Music Reviews
Lone Justice

Lone Justice

This Is Lone Justice: The Vaught Tapes, 1983

Omnivore

HOLY HELL!

Not to go too far down the hyperbole highway or anything, but this previously unheard document from alt-country darlings Lone Justice is akin to discovering an unseen Hemingway novel. Cut live to two-track (no overdubs) in Los Angeles in 1983, this blows the band’s two major label releases (1985’s debut, and Shelter from 1986) away. Engineer David Vaught’s technique – basically, capturing the band’s live set to tape – shows the band’s genius in all their twangy glory… and glorious it is.

Lone Justice was one of the first acts to bridge the gap between old-time country and rock back in the early days of “alt-county” or “cowpunk”, and while many acts came along after – The Knitters, Freakwater, Uncle Tupelo, et al – none had anyone close to vocalist Maria McKee.

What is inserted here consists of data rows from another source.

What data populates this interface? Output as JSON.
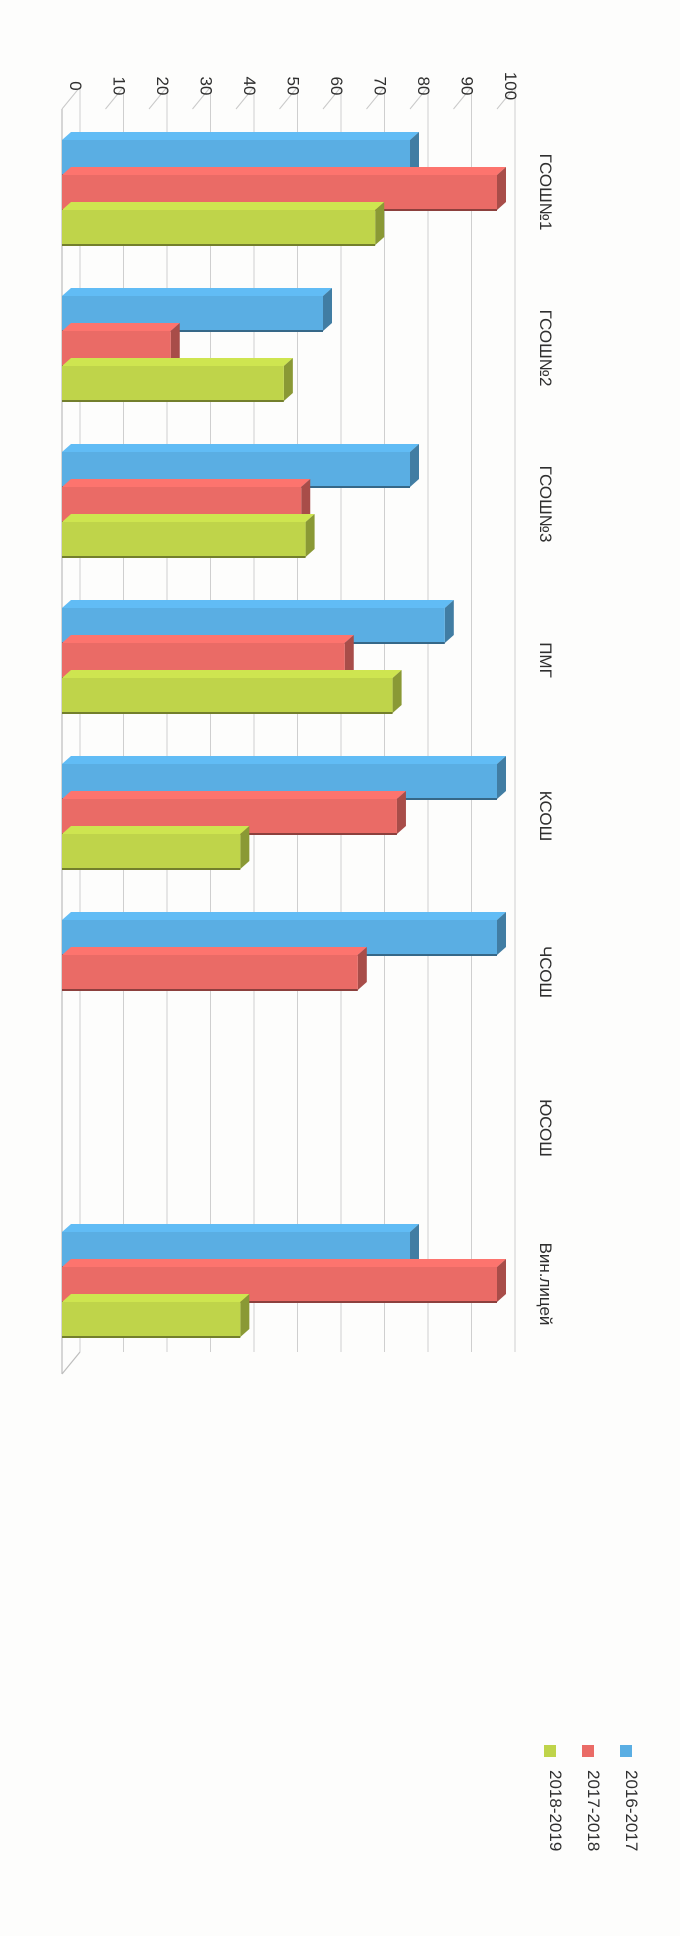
{
  "chart_data": {
    "type": "bar",
    "orientation": "horizontal-3d",
    "categories": [
      "ГСОШ№1",
      "ГСОШ№2",
      "ГСОШ№3",
      "ПМГ",
      "КСОШ",
      "ЧСОШ",
      "ЮСОШ",
      "Вин.лицей"
    ],
    "series": [
      {
        "name": "2016-2017",
        "color": "#5aaee3",
        "values": [
          80,
          60,
          80,
          88,
          100,
          100,
          0,
          80
        ]
      },
      {
        "name": "2017-2018",
        "color": "#ea6b66",
        "values": [
          100,
          25,
          55,
          65,
          77,
          68,
          0,
          100
        ]
      },
      {
        "name": "2018-2019",
        "color": "#bfd44a",
        "values": [
          72,
          51,
          56,
          76,
          41,
          0,
          0,
          41
        ]
      }
    ],
    "axis": {
      "min": 0,
      "max": 100,
      "step": 10,
      "ticks": [
        "0",
        "10",
        "20",
        "30",
        "40",
        "50",
        "60",
        "70",
        "80",
        "90",
        "100"
      ]
    },
    "grid": true,
    "legend_position": "right"
  }
}
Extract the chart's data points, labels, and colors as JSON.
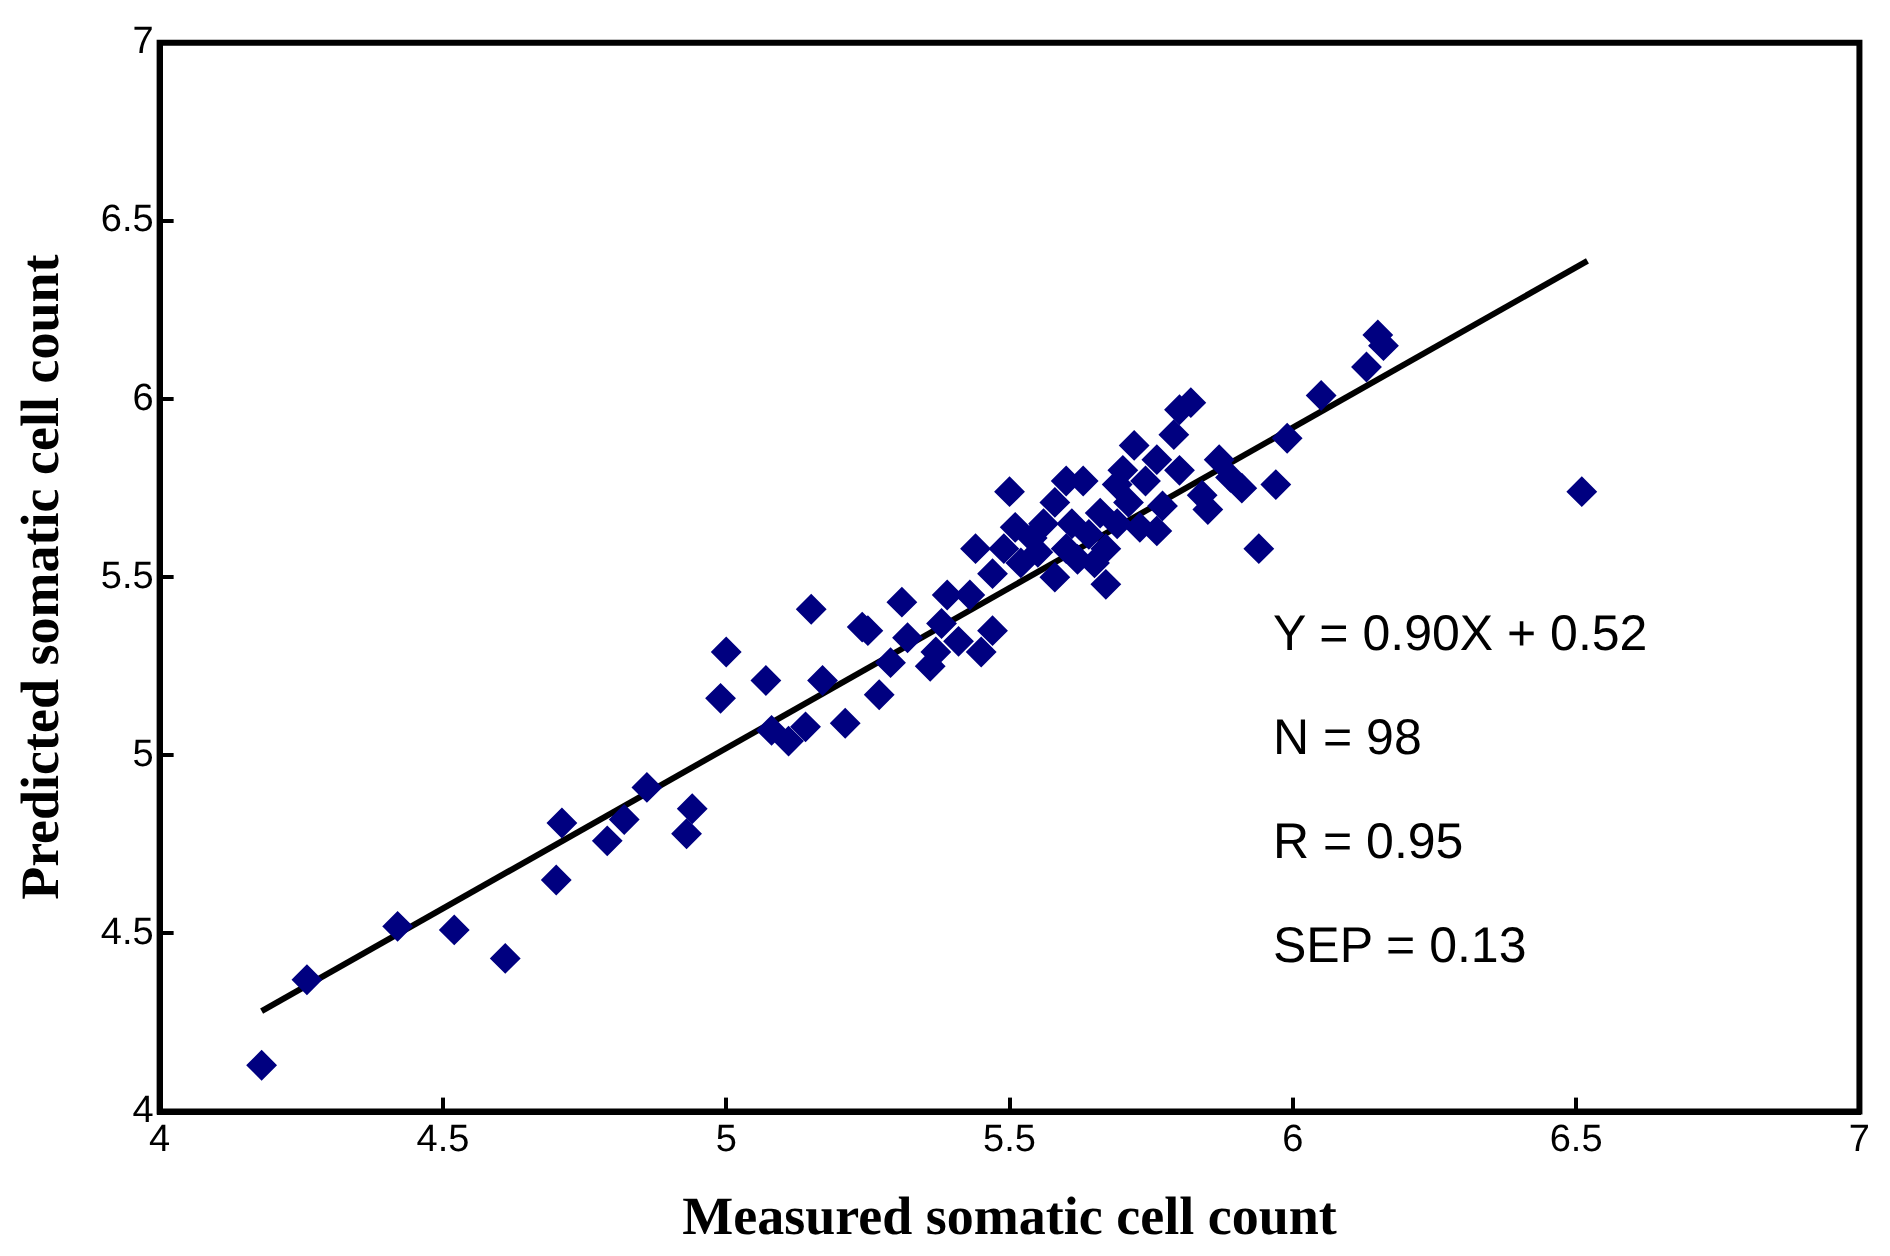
{
  "chart_data": {
    "type": "scatter",
    "xlabel": "Measured somatic cell count",
    "ylabel": "Predicted somatic cell count",
    "xlim": [
      4,
      7
    ],
    "ylim": [
      4,
      7
    ],
    "xticks": [
      4,
      4.5,
      5,
      5.5,
      6,
      6.5,
      7
    ],
    "yticks": [
      4,
      4.5,
      5,
      5.5,
      6,
      6.5,
      7
    ],
    "grid": false,
    "legend": false,
    "marker": "diamond",
    "annotations": [
      "Y = 0.90X + 0.52",
      "N = 98",
      "R = 0.95",
      "SEP = 0.13"
    ],
    "series": [
      {
        "color": "#000080",
        "x": [
          4.18,
          4.26,
          4.42,
          4.52,
          4.61,
          4.7,
          4.71,
          4.79,
          4.82,
          4.86,
          4.93,
          4.94,
          4.99,
          5.0,
          5.07,
          5.08,
          5.11,
          5.14,
          5.15,
          5.17,
          5.21,
          5.24,
          5.25,
          5.27,
          5.29,
          5.31,
          5.32,
          5.36,
          5.37,
          5.38,
          5.39,
          5.41,
          5.43,
          5.44,
          5.45,
          5.47,
          5.47,
          5.49,
          5.5,
          5.51,
          5.52,
          5.54,
          5.55,
          5.56,
          5.58,
          5.58,
          5.6,
          5.61,
          5.62,
          5.63,
          5.64,
          5.65,
          5.66,
          5.67,
          5.69,
          5.69,
          5.7,
          5.71,
          5.72,
          5.73,
          5.74,
          5.76,
          5.77,
          5.79,
          5.8,
          5.8,
          5.82,
          5.84,
          5.85,
          5.87,
          5.89,
          5.91,
          5.94,
          5.97,
          5.99,
          6.05,
          6.13,
          6.15,
          6.16,
          6.51,
          5.6,
          5.67,
          5.76
        ],
        "values": [
          4.13,
          4.37,
          4.52,
          4.51,
          4.43,
          4.65,
          4.81,
          4.76,
          4.82,
          4.91,
          4.78,
          4.85,
          5.16,
          5.29,
          5.21,
          5.07,
          5.04,
          5.08,
          5.41,
          5.21,
          5.09,
          5.36,
          5.35,
          5.17,
          5.26,
          5.43,
          5.33,
          5.25,
          5.29,
          5.37,
          5.45,
          5.32,
          5.45,
          5.58,
          5.29,
          5.35,
          5.51,
          5.58,
          5.74,
          5.64,
          5.54,
          5.61,
          5.57,
          5.65,
          5.5,
          5.71,
          5.58,
          5.65,
          5.55,
          5.77,
          5.62,
          5.54,
          5.68,
          5.58,
          5.65,
          5.76,
          5.8,
          5.71,
          5.87,
          5.64,
          5.77,
          5.83,
          5.7,
          5.9,
          5.8,
          5.97,
          5.99,
          5.73,
          5.69,
          5.83,
          5.78,
          5.75,
          5.58,
          5.76,
          5.89,
          6.01,
          6.09,
          6.18,
          6.15,
          5.74,
          5.77,
          5.48,
          5.63
        ]
      },
      {
        "type": "line",
        "color": "#000000",
        "x": [
          4.18,
          6.52
        ],
        "values": [
          4.282,
          6.388
        ],
        "marker": "none",
        "line_style": "solid"
      }
    ]
  }
}
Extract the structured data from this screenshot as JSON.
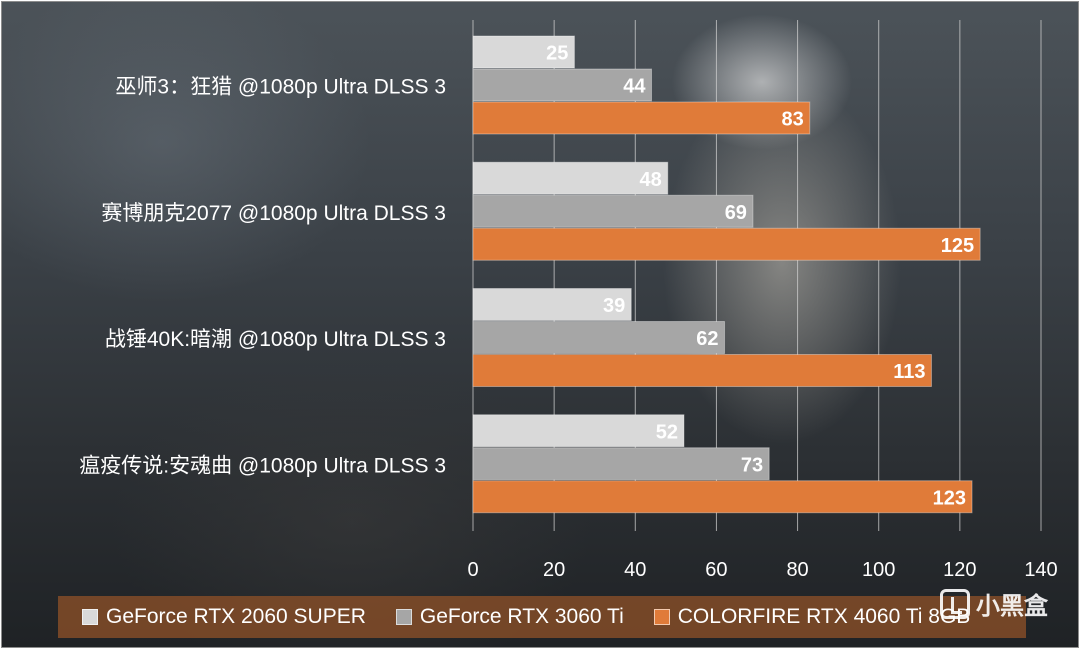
{
  "chart_data": {
    "type": "bar",
    "orientation": "horizontal",
    "title": "",
    "xlabel": "",
    "ylabel": "",
    "xlim": [
      0,
      140
    ],
    "x_ticks": [
      0,
      20,
      40,
      60,
      80,
      100,
      120,
      140
    ],
    "grid": true,
    "legend_position": "bottom",
    "categories": [
      "巫师3：狂猎 @1080p Ultra DLSS 3",
      "赛博朋克2077 @1080p Ultra DLSS 3",
      "战锤40K:暗潮 @1080p Ultra DLSS 3",
      "瘟疫传说:安魂曲 @1080p Ultra DLSS 3"
    ],
    "series": [
      {
        "name": "GeForce RTX 2060 SUPER",
        "color": "#d9d9d9",
        "values": [
          25,
          48,
          39,
          52
        ]
      },
      {
        "name": "GeForce RTX 3060 Ti",
        "color": "#a6a6a6",
        "values": [
          44,
          69,
          62,
          73
        ]
      },
      {
        "name": "COLORFIRE RTX 4060 Ti 8GB",
        "color": "#e07b39",
        "values": [
          83,
          125,
          113,
          123
        ]
      }
    ]
  },
  "watermark": {
    "text": "小黑盒",
    "icon": "heybox-logo-icon"
  }
}
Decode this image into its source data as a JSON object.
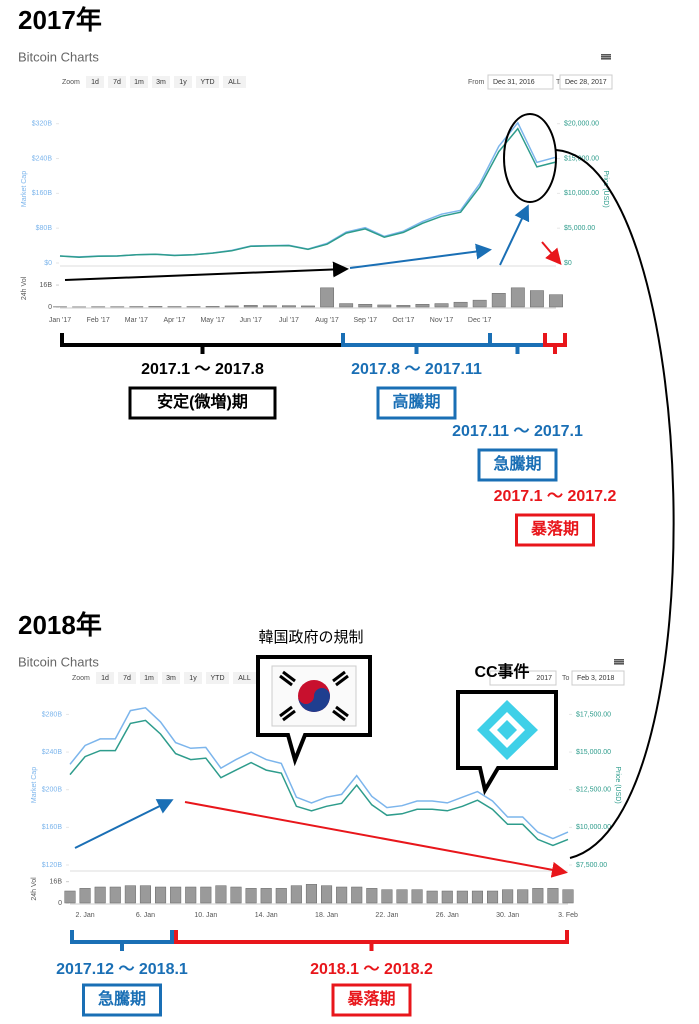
{
  "chart_data": [
    {
      "type": "line",
      "title": "2017年",
      "subtitle": "Bitcoin Charts",
      "zoom": {
        "label": "Zoom",
        "buttons": [
          "1d",
          "7d",
          "1m",
          "3m",
          "1y",
          "YTD",
          "ALL"
        ]
      },
      "from_label": "From",
      "from_date": "Dec 31, 2016",
      "to_label": "To",
      "to_date": "Dec 28, 2017",
      "ylabel": "Market Cap",
      "y2label": "Price (USD)",
      "categories": [
        "Jan '17",
        null,
        "Feb '17",
        null,
        "Mar '17",
        null,
        "Apr '17",
        null,
        "May '17",
        null,
        "Jun '17",
        null,
        "Jul '17",
        null,
        "Aug '17",
        null,
        "Sep '17",
        null,
        "Oct '17",
        null,
        "Nov '17",
        null,
        "Dec '17",
        null,
        null,
        null,
        null
      ],
      "series": [
        {
          "color": "#7cb5ec",
          "values": [
            16,
            14,
            16,
            16,
            19,
            20,
            18,
            19,
            23,
            29,
            39,
            40,
            41,
            32,
            45,
            71,
            81,
            61,
            73,
            95,
            112,
            121,
            182,
            268,
            322,
            231,
            243
          ]
        },
        {
          "color": "#2e9c8c",
          "axis": "y2",
          "values": [
            1000,
            820,
            970,
            1000,
            1190,
            1250,
            1080,
            1180,
            1420,
            1750,
            2400,
            2450,
            2500,
            1950,
            2700,
            4300,
            4900,
            3700,
            4400,
            5700,
            6700,
            7300,
            10900,
            16000,
            19300,
            13800,
            14500
          ]
        }
      ],
      "ylim": [
        0,
        340
      ],
      "yticks": [
        {
          "value": 0,
          "label": "$0"
        },
        {
          "value": 80,
          "label": "$80B"
        },
        {
          "value": 160,
          "label": "$160B"
        },
        {
          "value": 240,
          "label": "$240B"
        },
        {
          "value": 320,
          "label": "$320B"
        }
      ],
      "y2lim": [
        0,
        21250
      ],
      "y2ticks": [
        {
          "value": 0,
          "label": "$0"
        },
        {
          "value": 5000,
          "label": "$5,000.00"
        },
        {
          "value": 10000,
          "label": "$10,000.00"
        },
        {
          "value": 15000,
          "label": "$15,000.00"
        },
        {
          "value": 20000,
          "label": "$20,000.00"
        }
      ],
      "volume": {
        "label": "24h Vol",
        "color": "#9a9a9a",
        "ylim": [
          0,
          27
        ],
        "yticks": [
          0,
          {
            "value": 16,
            "label": "16B"
          }
        ],
        "values": [
          0.2,
          0.1,
          0.2,
          0.2,
          0.3,
          0.4,
          0.3,
          0.3,
          0.4,
          0.8,
          1.2,
          1.0,
          1.0,
          0.8,
          14,
          2.5,
          2.0,
          1.5,
          1.2,
          2.0,
          2.5,
          3.5,
          5,
          10,
          14,
          12,
          9
        ]
      },
      "periods": [
        {
          "range": "2017.1 〜 2017.8",
          "label": "安定(微増)期",
          "color": "#000000"
        },
        {
          "range": "2017.8 〜 2017.11",
          "label": "高騰期",
          "color": "#1a6fb5"
        },
        {
          "range": "2017.11 〜 2017.1",
          "label": "急騰期",
          "color": "#1a6fb5"
        },
        {
          "range": "2017.1 〜 2017.2",
          "label": "暴落期",
          "color": "#e8161b"
        }
      ]
    },
    {
      "type": "line",
      "title": "2018年",
      "subtitle": "Bitcoin Charts",
      "zoom": {
        "label": "Zoom",
        "buttons": [
          "1d",
          "7d",
          "1m",
          "3m",
          "1y",
          "YTD",
          "ALL"
        ]
      },
      "from_date": "2017",
      "to_label": "To",
      "to_date": "Feb 3, 2018",
      "ylabel": "Market Cap",
      "y2label": "Price (USD)",
      "categories": [
        null,
        "2. Jan",
        null,
        null,
        null,
        "6. Jan",
        null,
        null,
        null,
        "10. Jan",
        null,
        null,
        null,
        "14. Jan",
        null,
        null,
        null,
        "18. Jan",
        null,
        null,
        null,
        "22. Jan",
        null,
        null,
        null,
        "26. Jan",
        null,
        null,
        null,
        "30. Jan",
        null,
        null,
        null,
        "3. Feb"
      ],
      "series": [
        {
          "color": "#7cb5ec",
          "values": [
            227,
            247,
            254,
            254,
            284,
            287,
            272,
            250,
            244,
            245,
            223,
            232,
            240,
            232,
            228,
            192,
            186,
            192,
            195,
            215,
            193,
            181,
            183,
            188,
            188,
            186,
            192,
            198,
            188,
            171,
            171,
            155,
            148,
            155
          ]
        },
        {
          "color": "#2e9c8c",
          "axis": "y2",
          "values": [
            13500,
            14700,
            15100,
            15100,
            16900,
            17100,
            16200,
            14900,
            14500,
            14600,
            13300,
            13800,
            14300,
            13800,
            13600,
            11400,
            11100,
            11400,
            11600,
            12800,
            11500,
            10800,
            10900,
            11200,
            11200,
            11100,
            11400,
            11800,
            11200,
            10200,
            10200,
            9200,
            8800,
            9200
          ]
        }
      ],
      "ylim": [
        120,
        290
      ],
      "yticks": [
        {
          "value": 120,
          "label": "$120B"
        },
        {
          "value": 160,
          "label": "$160B"
        },
        {
          "value": 200,
          "label": "$200B"
        },
        {
          "value": 240,
          "label": "$240B"
        },
        {
          "value": 280,
          "label": "$280B"
        }
      ],
      "y2lim": [
        7500,
        18125
      ],
      "y2ticks": [
        {
          "value": 7500,
          "label": "$7,500.00"
        },
        {
          "value": 10000,
          "label": "$10,000.00"
        },
        {
          "value": 12500,
          "label": "$12,500.00"
        },
        {
          "value": 15000,
          "label": "$15,000.00"
        },
        {
          "value": 17500,
          "label": "$17,500.00"
        }
      ],
      "volume": {
        "label": "24h Vol",
        "color": "#9a9a9a",
        "ylim": [
          0,
          21
        ],
        "yticks": [
          0,
          {
            "value": 16,
            "label": "16B"
          }
        ],
        "values": [
          9,
          11,
          12,
          12,
          13,
          13,
          12,
          12,
          12,
          12,
          13,
          12,
          11,
          11,
          11,
          13,
          14,
          13,
          12,
          12,
          11,
          10,
          10,
          10,
          9,
          9,
          9,
          9,
          9,
          10,
          10,
          11,
          11,
          10
        ]
      },
      "periods": [
        {
          "range": "2017.12 〜 2018.1",
          "label": "急騰期",
          "color": "#1a6fb5"
        },
        {
          "range": "2018.1 〜 2018.2",
          "label": "暴落期",
          "color": "#e8161b"
        }
      ],
      "callouts": [
        "韓国政府の規制",
        "CC事件"
      ]
    }
  ]
}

That voice has never been equaled. I saw the band open up for U2 in a cavernous hockey arena, and despite the poor acoustics and horrid sound mix, McKee’s voice threatened the very walls of the room, and her energetic determination would raise the dead.

The 12 cuts here are essentially the band’s live set, split between reverent covers of Merle Haggard (“Working Man’s Blues”), and Johnny Cash and June Carter’s “Jackson”, coupled with originals that would end up on later releases such as “Soap, Soup and Salvation” and “The Grapes of Wrath”. This is not the boutique country flavorings we’ve become accustomed to hearing ad nauseum from CMT or cable TV, where you add a steel guitar or a fiddle to a pop song, put on a Stetson and call it “country.” No, this is the real deal, unashamedly twangy, with the guitar of Ryan Hedgecock paying homage to Don Rich and those great Texas pickers of 1970’s country. Stripped of the often grandiose production of Jimmy Iovine that plagued their major releases, This Is Lone Justice is pure, heartbreaking country. Take a listen to the opening track, the George Jones/Roger Miller song “Nothing Can Stop My Loving You”. McKee’s breathless delivery sounds completely natural – close your eyes and it’s a honky-tonk somewhere in Bakersfield, circa 1963.

When the record ends with “This World Is Not My Home” you recognize the sheer brilliance of Lone Justice, pioneers of a sound, both traditional and modern, that many would adopt in later years. But nobody had Maria McKee and that voice. Groundbreaking and without equal, Lone Justice was never better then on This Is Lone Justice. Essential.